Sunday, 30 June 2024

Review - Vermilion Harvest : Playtime at the Bagh

 


Vermilion Harvest : Playtime at the Bagh
by
Reenita M. Hora

312 pages, Indignor House, Inc.

Genre: Historical Fiction

“Mumma. She said that from the moment you are born,
you start your journey to Bhagavan-ji ka ghar. Such a long
journey can take all your life. So … how are all these people
going to get there without their chappals?” - Gopal


It is the time of the satyagraha ( truth and firmness)  in the Indian subcontinent when people are protesting non-violently against the Rowlatt Act which gave power to the British govt to arrest, torture and kill any person of the Indian subcontinent after declaring them as terrorists or enemies of the Empire.

Aruna Duggal is an Anglo Indian school teacher. Born as a result of rape of her Punjabi mother by her unknown British army father, she and her mother face ostracism from both her mother's Punjabi Hindu community and also the British community in general. However she falls in love with Ayaz, a Muslim law student who is also a Gandhian freedom fighter thanks to their fondness for Jane Austen's novel -Pride and Prejudice. Her best friend is Amrita Singh, a Sikh homemaker and mother of young Gopal. They are all young and hopeful in 1919.

Set against the backdrop of Jallianwala Bagh massacre in Amritsar which fell on Baisakhi (Punjabi Harvest Festival) and when people gathered to celebrate the festival while some to protest peacefully against the Rowlatt Act  and the arrest of pro-independence activists Saifuddin Kitchlew and Dr.Satyapal  who symbolized unity of Hindus, Muslims and Sikhs, the book examines what it really means to be human. Hora ponders using the Jallianwala Bagh massacre if all those who fought for freedom from British colonization of the subcontinent, really got what they wanted or what they dreamed of in 1919 - a free subcontinent and instead  of what we did in 1947 - a partition of the subcontinent into three countries with people still struggling with scars even after 75 years.  Those who died in Jallianwala Bagh in Amritsar would have never accepted the partition.

Hora's writing style is crisp, fast paced, sensitive and heartbreaking. It is a well researched book that makes you wonder about hyphenated identities of people in the subcontinent. Everyone is a minority here. The narrative is unique as it tells it from an Anglo-Indian perspective which also covers how the unfounded fear from the British administration that led to the massacre thanks to General Dyer who yelled" Fire" without even asking the people to disperse which made it a turning point in the freedom struggle.

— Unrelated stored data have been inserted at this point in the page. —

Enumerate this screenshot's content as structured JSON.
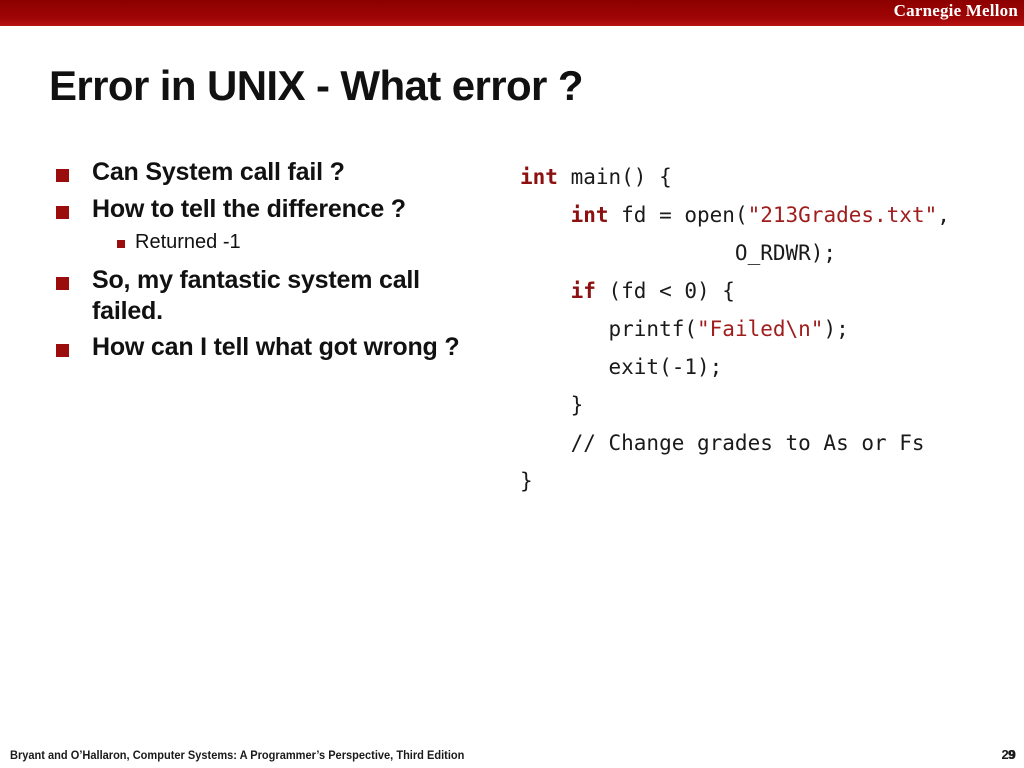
{
  "banner": {
    "brand": "Carnegie Mellon",
    "color": "#9b0000"
  },
  "title": "Error in UNIX - What error ?",
  "bullets": [
    {
      "level": 1,
      "text": "Can System call fail ?"
    },
    {
      "level": 1,
      "text": "How to tell the difference ?"
    },
    {
      "level": 2,
      "text": "Returned -1"
    },
    {
      "level": 1,
      "text": "So, my fantastic system call failed."
    },
    {
      "level": 1,
      "text": "How can I tell what got wrong ?"
    }
  ],
  "code": {
    "accent_keyword_color": "#8c1010",
    "accent_string_color": "#a01d1d",
    "lines": [
      {
        "segments": [
          {
            "t": "int",
            "c": "kw"
          },
          {
            "t": " main() {",
            "c": ""
          }
        ]
      },
      {
        "segments": [
          {
            "t": "    ",
            "c": ""
          },
          {
            "t": "int",
            "c": "kw"
          },
          {
            "t": " fd = open(",
            "c": ""
          },
          {
            "t": "\"213Grades.txt\"",
            "c": "str"
          },
          {
            "t": ",",
            "c": ""
          }
        ]
      },
      {
        "segments": [
          {
            "t": "                 O_RDWR);",
            "c": ""
          }
        ]
      },
      {
        "segments": [
          {
            "t": "    ",
            "c": ""
          },
          {
            "t": "if",
            "c": "kw"
          },
          {
            "t": " (fd < 0) {",
            "c": ""
          }
        ]
      },
      {
        "segments": [
          {
            "t": "       printf(",
            "c": ""
          },
          {
            "t": "\"Failed\\n\"",
            "c": "str"
          },
          {
            "t": ");",
            "c": ""
          }
        ]
      },
      {
        "segments": [
          {
            "t": "       exit(-1);",
            "c": ""
          }
        ]
      },
      {
        "segments": [
          {
            "t": "    }",
            "c": ""
          }
        ]
      },
      {
        "segments": [
          {
            "t": "    // Change grades to As or Fs",
            "c": "cmt"
          }
        ]
      },
      {
        "segments": [
          {
            "t": "}",
            "c": ""
          }
        ]
      }
    ]
  },
  "footer": {
    "attribution": "Bryant and O’Hallaron, Computer Systems: A Programmer’s Perspective, Third Edition",
    "page_number": "29",
    "page_number_overlay": "9"
  }
}
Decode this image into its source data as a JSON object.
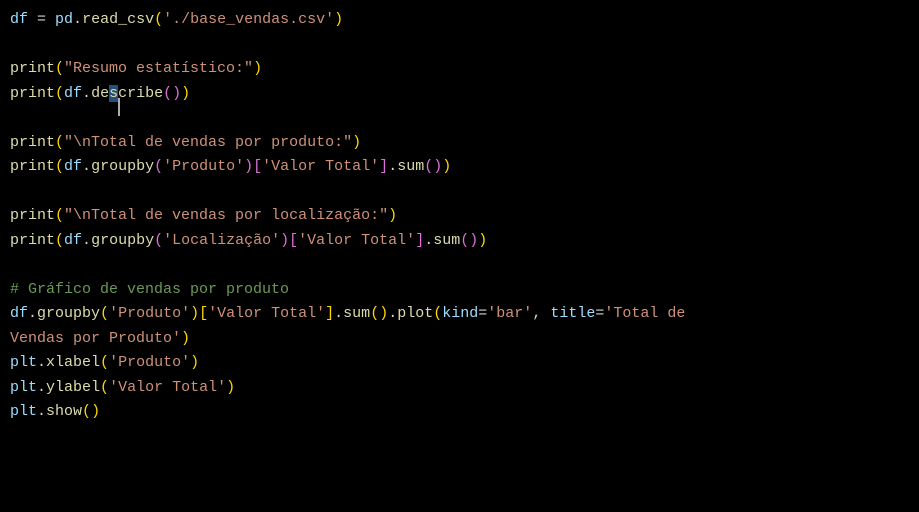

I don't know why this book hit me so hard and made me cry. Is it because from July 1, 2024, Indians will face a modified version of Rowlatt Act in India? Or is because I have always felt, that partition was a double insult to the freedom fighters  who dreamed of a unified subcontinent with free people and never of partition and the British cheated us of it? I don't know. All I know is that this book is a must read for all.